O presidente reeleito do PSD, José Carlos Mendes, afirmou há instantes ao correiodabeiraserra.com que a demissão de Luís Filipe Menezes não poderá ter implicações na sua anunciada candidatura à presidência da Câmara de Oliveira do Hospital, nas eleições autárquicas de 2009.

Mendes afirma que demissão de Menezes não pode ter implicações na sua candidatura às autárquicas

Imagem vazia padrãoMendes, que sempre afirmou ter garantias por parte do secretário-geral do partido, Ribau Esteves, e do próprio Filipe Menezes, de que competiria à comissão política de secção (CPS) do PSD, eleita na noite de 12 de Abril, conduzir o processo da escolha do candidato, admite que a demissão de Menezes poderá vir a atrasar algumas diligências que a CPS se preparava para encetar, mas é peremptório ao insistir na sua recandidatura.

“O caminho que traçámos foi aquele que foi apresentado aos militantes e não há melhor assembleia para definir quem é o melhor candidato do que as eleições do PSD” que foram participadas por mais de mil eleitores e “nos deram a vitória”. Independentemente de quem venha a ser o próximo presidente do PSD nacional – as eleições estão marcadas para 31 de Maio –, o líder social-democrata foi taxativo: “iremos defender o nosso projecto com a legitimidade que temos para o fazer, até porque o que está em causa é principalmente a questão do desenvolvimento do concelho de Oliveira do Hospital.”

“É luta sobre luta. Parece que não nos deixam em paz”, afirmou ainda, naquele contexto – e em tom algo irónico –, o candidato que venceu os dois últimos actos eleitorais do PSD. Sobre a demissão de Menezes, José Carlos Mendes disse entendê-la porque, na sua óptica, o presidente do partido “estava a ser atacado de vários lados, pelo que foi a forma que ele encontrou para clarificar a situação. Vamos ver quem é que agora se vai apresentar como candidato”, referiu.

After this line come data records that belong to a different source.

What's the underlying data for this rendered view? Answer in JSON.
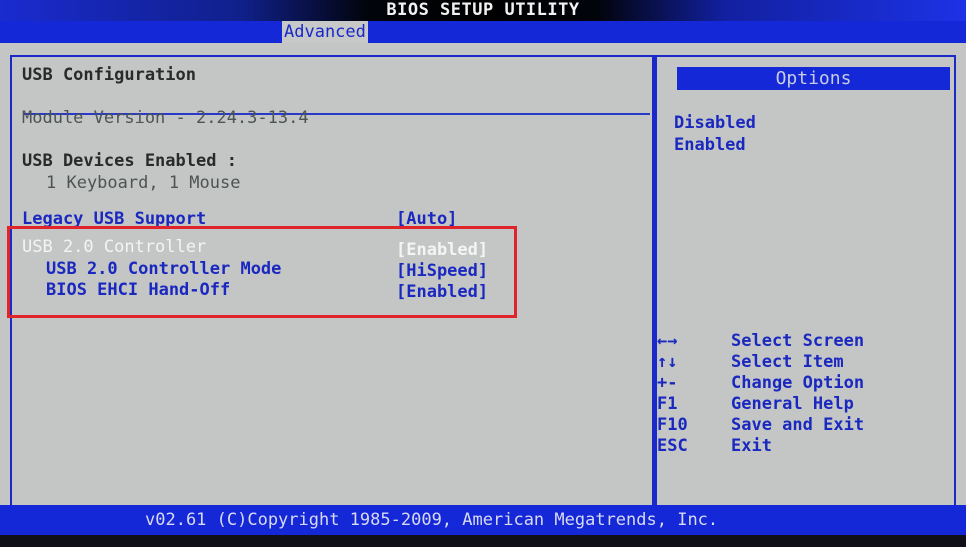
{
  "window": {
    "title": "BIOS SETUP UTILITY"
  },
  "menu": {
    "tabs": [
      {
        "label": "Advanced",
        "active": true
      }
    ]
  },
  "main": {
    "section_title": "USB Configuration",
    "module_version": "Module Version - 2.24.3-13.4",
    "devices_label": "USB Devices Enabled :",
    "devices_value": "1 Keyboard, 1 Mouse",
    "settings": [
      {
        "label": "Legacy USB Support",
        "value": "[Auto]"
      },
      {
        "label": "USB 2.0 Controller",
        "value": "[Enabled]",
        "selected": true
      },
      {
        "label": "USB 2.0 Controller Mode",
        "value": "[HiSpeed]"
      },
      {
        "label": "BIOS EHCI Hand-Off",
        "value": "[Enabled]"
      }
    ]
  },
  "side": {
    "options_title": "Options",
    "options": [
      "Disabled",
      "Enabled"
    ],
    "help": [
      {
        "key": "←→",
        "key_icon": "left-right-arrows-icon",
        "desc": "Select Screen"
      },
      {
        "key": "↑↓",
        "key_icon": "up-down-arrows-icon",
        "desc": "Select Item"
      },
      {
        "key": "+-",
        "key_icon": "plus-minus-icon",
        "desc": "Change Option"
      },
      {
        "key": "F1",
        "desc": "General Help"
      },
      {
        "key": "F10",
        "desc": "Save and Exit"
      },
      {
        "key": "ESC",
        "desc": "Exit"
      }
    ]
  },
  "footer": {
    "text": "v02.61 (C)Copyright 1985-2009, American Megatrends, Inc."
  },
  "colors": {
    "accent_blue": "#1428d8",
    "panel_gray": "#c3c6c5",
    "highlight_red": "#e0242a"
  }
}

Instado por este diário digital sobre a possibilidade de a comissão política poder vir a participar numa “vaga de fundo” que catapulte novamente Menezes para a corrida à liderança do partido, Mendes não deixou de invocar a “relação estreita” que a CPS mantinha com o presidente do PSD, mas também não se comprometeu com qualquer cenário. “Tudo pode acontecer. Ainda não analisámos a situação na comissão política, mas em tempo oportuno tomaremos uma posição”, sublinhou.